Israeli strikes in Lebanon | Canadian family stranded in Lebanon impatiently awaits flight

Israeli strikes in Lebanon | Canadian family stranded in Lebanon impatiently awaits flight
Israeli strikes in Lebanon | Canadian family stranded in Lebanon impatiently awaits flight

(Toronto) Jalal Tabaja and more than a dozen members of his extended family, most of them Canadian, felt safe in Lebanon until recently.



Updated yesterday at 7:24 p.m.

Sharif Hassan

The Canadian Press

Although Israeli forces have exchanged fire with Hezbollah militants across the Israel-Lebanon border for nearly a year, their southern villages and Beirut’s southern neighborhoods have been relatively calm.

Now these areas are the target of massive airstrikes. The region is seeing a marked escalation of hostilities as the anniversary of Hamas’s brutal attack on Israel on October 7 approaches, which exploded the war in the Gaza Strip.

A tragedy made the Tabajas realize how real the danger was. An Israeli airstrike killed Jalal’s parents, both Canadians, last week.

They are among more than 1,600 people killed in recent weeks, according to data reported Thursday by the United Nations International Organization for Migration. Some 6,000 other people were injured.

As he searched for his parents, Tabaja said the carnage he observed, passing the bodies of the victims in the rubble, was the most horrific thing he had ever seen.

“What is happening to Lebanese civilians is unacceptable,” Tabaja said in a telephone interview, speaking from the Lebanese capital. It’s totally inhumane.”

The rest of Mr. Tabaja’s family decided to flee.

Her brother and niece were able to book a commercial flight from Beirut. But Mr. Tabaja, his sister and their families are asking Ottawa for help to leave.

An official told them they could hope for seats on a flight leaving Sunday, he said, but there has been no confirmation yet. In the meantime, they wait at a hotel in northern Beirut, where things are a little calmer — although he said explosions can be heard throughout the city.

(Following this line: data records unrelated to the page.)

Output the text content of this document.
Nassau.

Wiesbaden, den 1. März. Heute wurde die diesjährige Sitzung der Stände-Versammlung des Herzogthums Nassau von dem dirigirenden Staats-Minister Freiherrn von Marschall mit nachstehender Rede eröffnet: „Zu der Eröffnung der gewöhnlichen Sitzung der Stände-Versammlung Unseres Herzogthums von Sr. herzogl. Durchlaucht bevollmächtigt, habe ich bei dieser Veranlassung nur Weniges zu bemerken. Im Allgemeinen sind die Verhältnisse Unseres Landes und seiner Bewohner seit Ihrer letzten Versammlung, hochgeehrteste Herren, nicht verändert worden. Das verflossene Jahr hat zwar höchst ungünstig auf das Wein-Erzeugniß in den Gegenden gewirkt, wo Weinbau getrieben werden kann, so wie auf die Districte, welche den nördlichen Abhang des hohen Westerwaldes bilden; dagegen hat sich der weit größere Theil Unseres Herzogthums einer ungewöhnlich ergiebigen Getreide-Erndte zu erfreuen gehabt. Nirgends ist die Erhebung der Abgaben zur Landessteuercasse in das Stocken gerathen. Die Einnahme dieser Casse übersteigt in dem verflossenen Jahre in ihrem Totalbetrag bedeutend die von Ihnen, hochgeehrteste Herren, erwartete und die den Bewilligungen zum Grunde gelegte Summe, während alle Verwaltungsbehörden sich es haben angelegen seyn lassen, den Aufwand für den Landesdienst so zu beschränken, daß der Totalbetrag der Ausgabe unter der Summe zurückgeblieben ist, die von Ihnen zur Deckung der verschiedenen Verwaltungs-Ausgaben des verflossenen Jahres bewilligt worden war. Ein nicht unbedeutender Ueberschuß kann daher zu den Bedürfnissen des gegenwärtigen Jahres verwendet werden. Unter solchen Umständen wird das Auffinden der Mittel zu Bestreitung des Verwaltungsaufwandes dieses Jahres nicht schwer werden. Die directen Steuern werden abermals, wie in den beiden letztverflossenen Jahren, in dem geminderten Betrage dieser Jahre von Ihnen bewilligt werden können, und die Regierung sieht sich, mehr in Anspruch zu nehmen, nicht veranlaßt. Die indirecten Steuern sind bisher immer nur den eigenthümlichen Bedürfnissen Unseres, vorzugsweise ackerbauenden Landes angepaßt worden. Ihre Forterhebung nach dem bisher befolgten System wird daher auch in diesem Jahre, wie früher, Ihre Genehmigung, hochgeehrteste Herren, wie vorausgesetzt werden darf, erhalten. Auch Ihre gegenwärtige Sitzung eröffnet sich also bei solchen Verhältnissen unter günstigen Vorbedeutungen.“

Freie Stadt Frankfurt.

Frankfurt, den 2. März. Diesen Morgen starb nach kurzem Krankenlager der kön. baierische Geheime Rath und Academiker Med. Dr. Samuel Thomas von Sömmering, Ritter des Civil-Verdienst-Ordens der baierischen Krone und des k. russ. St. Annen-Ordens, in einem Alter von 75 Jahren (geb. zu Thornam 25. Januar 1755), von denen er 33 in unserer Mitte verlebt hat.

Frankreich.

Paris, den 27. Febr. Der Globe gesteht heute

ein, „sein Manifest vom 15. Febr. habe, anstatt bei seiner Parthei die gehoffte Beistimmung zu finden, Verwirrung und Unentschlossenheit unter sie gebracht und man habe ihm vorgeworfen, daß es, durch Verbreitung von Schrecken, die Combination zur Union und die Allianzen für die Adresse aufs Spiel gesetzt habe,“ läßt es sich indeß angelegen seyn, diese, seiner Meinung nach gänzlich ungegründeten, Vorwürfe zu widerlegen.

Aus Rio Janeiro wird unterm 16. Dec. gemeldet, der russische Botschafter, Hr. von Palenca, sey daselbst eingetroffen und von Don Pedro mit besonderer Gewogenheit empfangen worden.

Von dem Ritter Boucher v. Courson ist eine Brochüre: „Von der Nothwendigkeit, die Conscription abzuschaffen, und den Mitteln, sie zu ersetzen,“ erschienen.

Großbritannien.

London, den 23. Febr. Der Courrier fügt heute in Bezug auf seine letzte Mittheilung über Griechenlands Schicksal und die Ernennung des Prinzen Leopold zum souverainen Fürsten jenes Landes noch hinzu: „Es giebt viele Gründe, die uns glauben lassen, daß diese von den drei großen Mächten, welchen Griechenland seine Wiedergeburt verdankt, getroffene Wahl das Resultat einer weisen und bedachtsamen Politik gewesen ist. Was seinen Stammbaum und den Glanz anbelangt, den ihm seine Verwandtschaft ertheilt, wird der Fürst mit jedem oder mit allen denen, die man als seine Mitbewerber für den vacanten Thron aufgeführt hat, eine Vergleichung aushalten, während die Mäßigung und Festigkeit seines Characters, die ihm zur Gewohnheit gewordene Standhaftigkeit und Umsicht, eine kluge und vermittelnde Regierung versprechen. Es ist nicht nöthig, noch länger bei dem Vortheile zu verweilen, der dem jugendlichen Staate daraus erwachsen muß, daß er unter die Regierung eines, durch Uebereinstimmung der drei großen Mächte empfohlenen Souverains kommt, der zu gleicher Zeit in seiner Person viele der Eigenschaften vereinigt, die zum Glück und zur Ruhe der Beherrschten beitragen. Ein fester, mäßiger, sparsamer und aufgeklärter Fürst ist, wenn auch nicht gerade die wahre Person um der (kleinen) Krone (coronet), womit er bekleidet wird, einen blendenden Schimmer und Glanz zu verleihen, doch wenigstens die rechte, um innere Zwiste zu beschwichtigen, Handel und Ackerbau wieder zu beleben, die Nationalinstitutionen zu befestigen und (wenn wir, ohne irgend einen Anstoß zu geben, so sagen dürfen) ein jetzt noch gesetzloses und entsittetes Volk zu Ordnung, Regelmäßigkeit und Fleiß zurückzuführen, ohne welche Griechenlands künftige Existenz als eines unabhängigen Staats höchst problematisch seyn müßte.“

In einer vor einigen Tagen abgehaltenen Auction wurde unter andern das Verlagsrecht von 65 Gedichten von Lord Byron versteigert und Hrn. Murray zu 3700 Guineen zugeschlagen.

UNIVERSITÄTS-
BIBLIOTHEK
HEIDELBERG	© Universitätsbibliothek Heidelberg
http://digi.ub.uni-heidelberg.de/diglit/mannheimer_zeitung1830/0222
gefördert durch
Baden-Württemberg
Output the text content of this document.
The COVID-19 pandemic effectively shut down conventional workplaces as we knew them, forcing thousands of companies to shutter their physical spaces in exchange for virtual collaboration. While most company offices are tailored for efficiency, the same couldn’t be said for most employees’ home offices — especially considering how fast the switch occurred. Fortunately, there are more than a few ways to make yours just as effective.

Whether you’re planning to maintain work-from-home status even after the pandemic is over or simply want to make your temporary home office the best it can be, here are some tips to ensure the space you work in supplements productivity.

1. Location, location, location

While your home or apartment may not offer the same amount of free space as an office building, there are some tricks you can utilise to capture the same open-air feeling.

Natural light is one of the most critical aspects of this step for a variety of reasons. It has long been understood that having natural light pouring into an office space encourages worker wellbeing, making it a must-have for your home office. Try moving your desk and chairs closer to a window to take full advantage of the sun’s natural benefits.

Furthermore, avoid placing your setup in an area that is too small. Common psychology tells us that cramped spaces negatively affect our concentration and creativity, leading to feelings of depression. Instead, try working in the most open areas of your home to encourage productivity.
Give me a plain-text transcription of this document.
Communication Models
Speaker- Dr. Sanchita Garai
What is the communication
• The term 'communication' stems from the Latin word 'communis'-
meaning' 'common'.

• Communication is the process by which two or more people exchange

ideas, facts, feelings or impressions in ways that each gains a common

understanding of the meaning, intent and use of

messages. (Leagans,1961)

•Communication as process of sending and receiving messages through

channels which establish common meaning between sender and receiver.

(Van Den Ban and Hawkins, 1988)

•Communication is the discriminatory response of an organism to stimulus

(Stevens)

Even there, the situation is “actually quite bad, to be honest,” Mr. Tabaja said. The closer you are to Beirut, the more dangerous it is,” he explained.

Leave the country

Global Affairs Canada has been urging Canadians to leave the country for months, well before the current crisis.

The department said this week it continues to help Canadians, permanent residents and their immediate family members flee as the conflict between Israel and Lebanon-based Hezbollah intensifies.

Nearly 25,000 Canadians are currently in Lebanon, about 5,000 of them have requested help and authorities have contacted more than 2,300 people to offer them flight options organized by the federal government, he said. noted.

“As trade options continue to be affected by the situation, Canadians in Lebanon must leave now and take the first seat offered,” urged Global Affairs Canada in a press release released Thursday.

The situation could worsen at any time and make it very difficult to leave by commercial means. Airspace closures and flight cancellations or diversions are likely.

Global Affairs Canada

Countries like Germany, Japan, and the United States were evacuating their citizens on charter flights.

Two flights open to Canadians took off Thursday with 275 passengers, less than half the capacity of the planes, the ministry said. Those evacuated included people from “like-minded countries such as Australia, New Zealand, Denmark and the United States,” Global Affairs said.

The department added that other flights earlier this week brought more than 300 Canadians to safety and that nearly 900 seats would be available on flights departing between Friday and Sunday.

A deadly conflict

The Israeli army says it has killed 250 Hezbollah members in Lebanon since its ground incursion began Monday evening. Israel said most of the nine Israeli soldiers killed died in close combat with Hezbollah fighters.

The Lebanese government said up to a million people have fled their homes in the country and more than 185,000 have traveled to neighboring Syria. An Israeli airstrike cut off a major highway connecting the two countries on Friday.

Mr. Tabaja, who lived in Ottawa for nearly a decade and has an engineering degree from Carleton University, said he was grateful to the Canadian government for its response.

He noted that the Canadian Ministry of Foreign Affairs has been in direct communication with his family since the death of his parents.

“They tried to help,” he said. I’m pretty sure they’re doing their best. »

But he said he wishes the government had been better prepared for an evacuation and had done more to ensure Canadians in the country took their warnings seriously.

“I think they should have done a better job or at least tried to reach out to people in different ways,” he said.

Mr. Tabaja said he and his family planned to stay in Qatar or Bahrain once they managed to leave Lebanon, in order to remain closer to their homes and jobs. There is still hope that the violence will subside and they can return, he said.